Nous voyons toujours le monde de notre propre point de vue. C’est pourquoi je trouve que la colonne est une des formes les moins intéressantes. Peu importe d’où on la regarde, elle demeure toujours le même tuyau vertical. Pour une sculpture il est important de pouvoir marcher autour, alors il se passe quelque chose. En marchant autour d’une colonne, on voit toujours la même chose. Il n’y a que ce qui se trouve derrière qui change. Quand j’étais jeune j’allais souvent dans les musées. J’y faisais des travellings. Ainsi, à chaque fois, je voyais les formes des tableaux de manière différente. Le musée de La Haye est un des plus beaux du monde. Il y a là une merveilleuse collection Mondriann : des toiles géométriques avec plein d’angles droits. Je trouve cela terrible, car un angle droit ne se voit presque jamais, à moins de se mettre juste en face de la toile. J’ai banni tous les angles à 90° de mon œuvre. Je préfère les formes obliques. C’est pourquoi la tour de Pise est si fantastique. C’est aussi une colonne, mais… en y montant on descend également. C’est une expérience très curieuse.

En effet, je vois une certaine parenté avec Escher, qui lui aussi a créé des formes bizarres qui peuvent être interprétées de différents points de vue.

Non, pour moi Escher n’est pas intéressant. Je suis plutôt issu du minimalisme. Cependant il m’est difficile d’admettre ce que Robert Morris affirmait : « Quand on fait un cube, peu importe de quel côté on le regarde, on le voit toujours de manière différente. » C’est vrai, mais il n’y a plus de surprise car on connaît la forme du cube.

J’ai été intéressé par les panoramas de Dan Graham et plus tard par ceux de Jan Dibbets. Je me suis mis à calculer ce qui se passait exactement dans ces panoramas. Je voulais savoir comment était construite la perspective de ces photos de panoramas et j’ai découvert qu’on peut parfaitement la calculer. La forme «eschérienne» découle de Penrose.

Parfois aussi je travaille avec cette sorte de paradoxe, tel par exemple l’anneau de Möbius. Mais la différence avec Escher est que chez ce dernier il s’agit d’illusion pure et que dans ce cas-ci il s’agit d’une sculpture, une illusion « en dur ». Chez Escher on a l’impression qu’il se passe quelque chose d’impossible, et dans mon travail ce qui se passe est présent de manière tangible. Dans un catalogue la plupart des gens ne voient la forme qu’en photo, tandis que confrontés à la sculpture ils ont peine à la retrouver. Mais que le public fasse aussi un effort, c’est cela que je veux.

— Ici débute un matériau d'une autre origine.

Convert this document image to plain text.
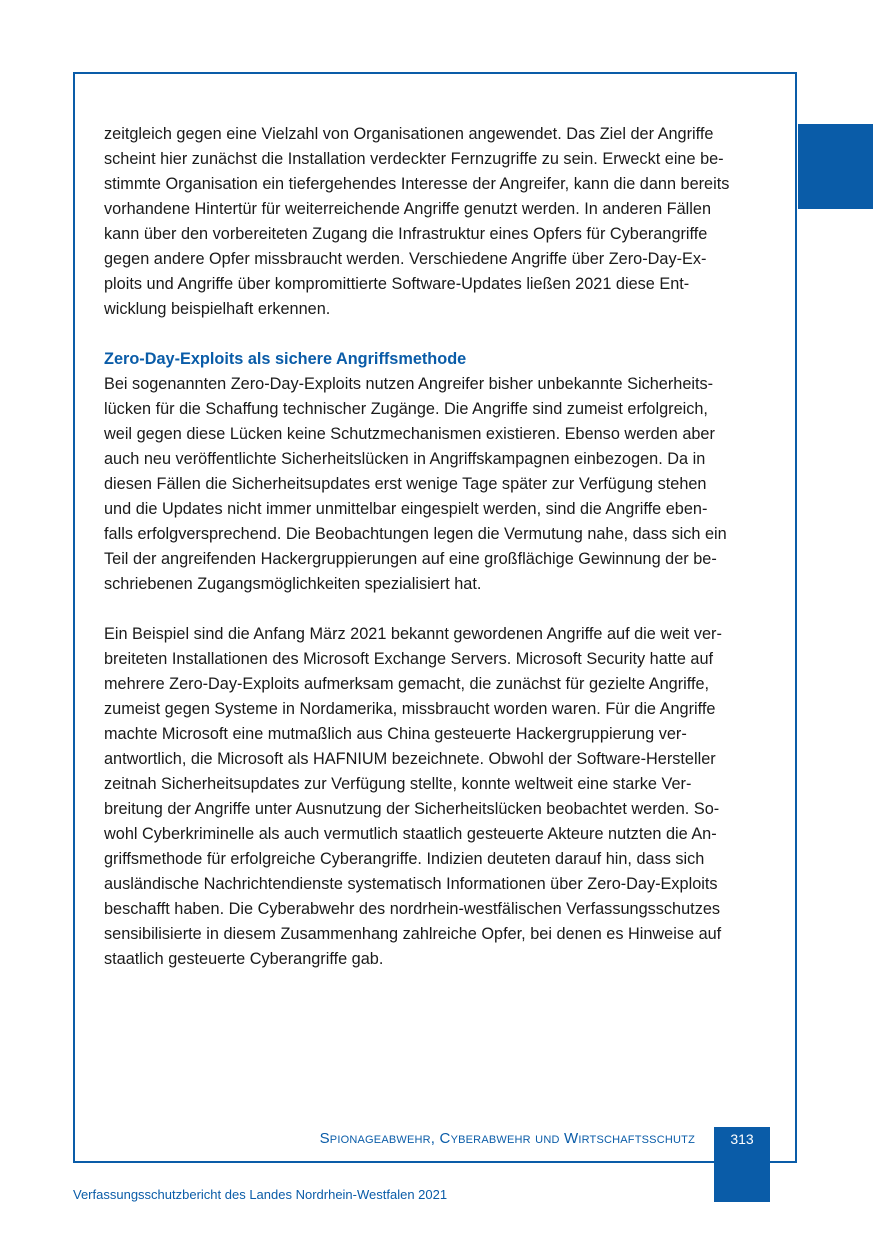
zeitgleich gegen eine Vielzahl von Organisationen angewendet. Das Ziel der Angriffe

scheint hier zunächst die Installation verdeckter Fernzugriffe zu sein. Erweckt eine be-

stimmte Organisation ein tiefergehendes Interesse der Angreifer, kann die dann bereits

vorhandene Hintertür für weiterreichende Angriffe genutzt werden. In anderen Fällen

kann über den vorbereiteten Zugang die Infrastruktur eines Opfers für Cyberangriffe

gegen andere Opfer missbraucht werden. Verschiedene Angriffe über Zero-Day-Ex-

ploits und Angriffe über kompromittierte Software-Updates ließen 2021 diese Ent-

wicklung beispielhaft erkennen.

Zero-Day-Exploits als sichere Angriffsmethode

Bei sogenannten Zero-Day-Exploits nutzen Angreifer bisher unbekannte Sicherheits-

lücken für die Schaffung technischer Zugänge. Die Angriffe sind zumeist erfolgreich,

weil gegen diese Lücken keine Schutzmechanismen existieren. Ebenso werden aber

auch neu veröffentlichte Sicherheitslücken in Angriffskampagnen einbezogen. Da in

diesen Fällen die Sicherheitsupdates erst wenige Tage später zur Verfügung stehen

und die Updates nicht immer unmittelbar eingespielt werden, sind die Angriffe eben-

falls erfolgversprechend. Die Beobachtungen legen die Vermutung nahe, dass sich ein

Teil der angreifenden Hackergruppierungen auf eine großflächige Gewinnung der be-

schriebenen Zugangsmöglichkeiten spezialisiert hat.

Ein Beispiel sind die Anfang März 2021 bekannt gewordenen Angriffe auf die weit ver-

breiteten Installationen des Microsoft Exchange Servers. Microsoft Security hatte auf

mehrere Zero-Day-Exploits aufmerksam gemacht, die zunächst für gezielte Angriffe,

zumeist gegen Systeme in Nordamerika, missbraucht worden waren. Für die Angriffe

machte Microsoft eine mutmaßlich aus China gesteuerte Hackergruppierung ver-

antwortlich, die Microsoft als HAFNIUM bezeichnete. Obwohl der Software-Hersteller

zeitnah Sicherheitsupdates zur Verfügung stellte, konnte weltweit eine starke Ver-

breitung der Angriffe unter Ausnutzung der Sicherheitslücken beobachtet werden. So-

wohl Cyberkriminelle als auch vermutlich staatlich gesteuerte Akteure nutzten die An-

griffsmethode für erfolgreiche Cyberangriffe. Indizien deuteten darauf hin, dass sich

ausländische Nachrichtendienste systematisch Informationen über Zero-Day-Exploits

beschafft haben. Die Cyberabwehr des nordrhein-westfälischen Verfassungsschutzes

sensibilisierte in diesem Zusammenhang zahlreiche Opfer, bei denen es Hinweise auf

staatlich gesteuerte Cyberangriffe gab.

Spionageabwehr, Cyberabwehr und Wirtschaftsschutz	313
Verfassungsschutzbericht des Landes Nordrhein-Westfalen 2021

En tant qu’artiste vous vous préoccupez principalement de problèmes inhérents à l’art tels l’illusionnisme, la géométrie, la perspective et plus spécifiquement du problème de l’anamorphose (une image déformée vue dans un miroir convexe donne une image exacte, dont l’exemple le plus connu est sans doute le crâne dans Les Ambassadeurs [1533] de Holbein. Ce n’est pourtant pas un thème qui préoccupe le grand public ?

En pratique pourtant je touche le grand public. Les jeunes surtout veulent savoir comment ces choses sont faites. Les ouvriers avec qui je travaille sont toujours très fiers du résultat. Le week-end ils viennent avec leur famille pour montrer comment c’est agencé.

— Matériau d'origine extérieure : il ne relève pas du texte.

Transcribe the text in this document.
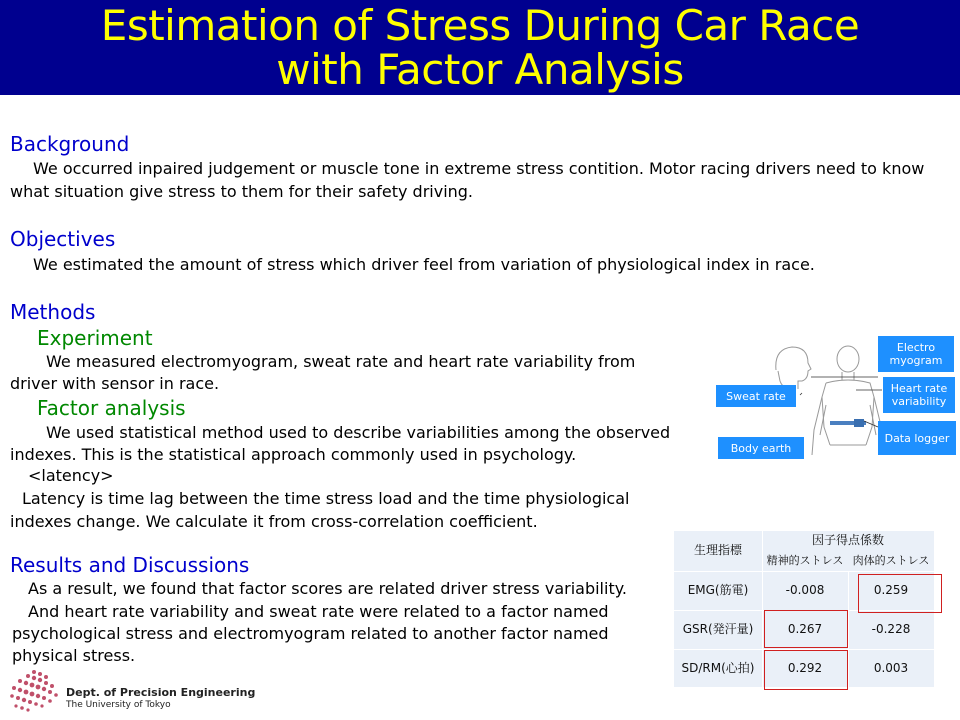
Estimation of Stress During Car Race
with Factor Analysis
Background
We occurred inpaired judgement or muscle tone in extreme stress contition. Motor racing drivers need to know what situation give stress to them for their safety driving.
Objectives
We estimated the amount of stress which driver feel from variation of physiological index in race.
Methods
Experiment
We measured electromyogram, sweat rate and heart rate variability from
driver with sensor in race.
Factor analysis
We used statistical method used to describe variabilities among the observed
indexes. This is the statistical approach commonly used in psychology.
<latency>
Latency is time lag between the time stress load and the time physiological
indexes change. We calculate it from cross-correlation coefficient.
Results and Discussions
As a result, we found that factor scores are related driver stress variability.
And heart rate variability and sweat rate were related to a factor named
psychological stress and electromyogram related to another factor named
physical stress.
Electro myogram
Heart rate variability
Data logger
Sweat rate
Body earth
生理指標
因子得点係数
精神的ストレス 肉体的ストレス
EMG(筋電)	-0.008	0.259
GSR(発汗量)	0.267	-0.228
SD/RM(心拍)	0.292	0.003
Dept. of Precision Engineering
The University of Tokyo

On peut voir mon travail de manières différentes. Il est spectaculaire. On peut lui trouver un effet bon marché, mais c’est plus complexe que cela. L’effet se situe à plusieurs niveaux. Je trouve amusant que les personnes qui réalisent le travail pour moi ne supposent pas de quoi il aura l’air, mais je sais d’expérience que mes calculs sont parfaitement exacts. Pour les autres la réalisation finale est quand même une surprise agréable…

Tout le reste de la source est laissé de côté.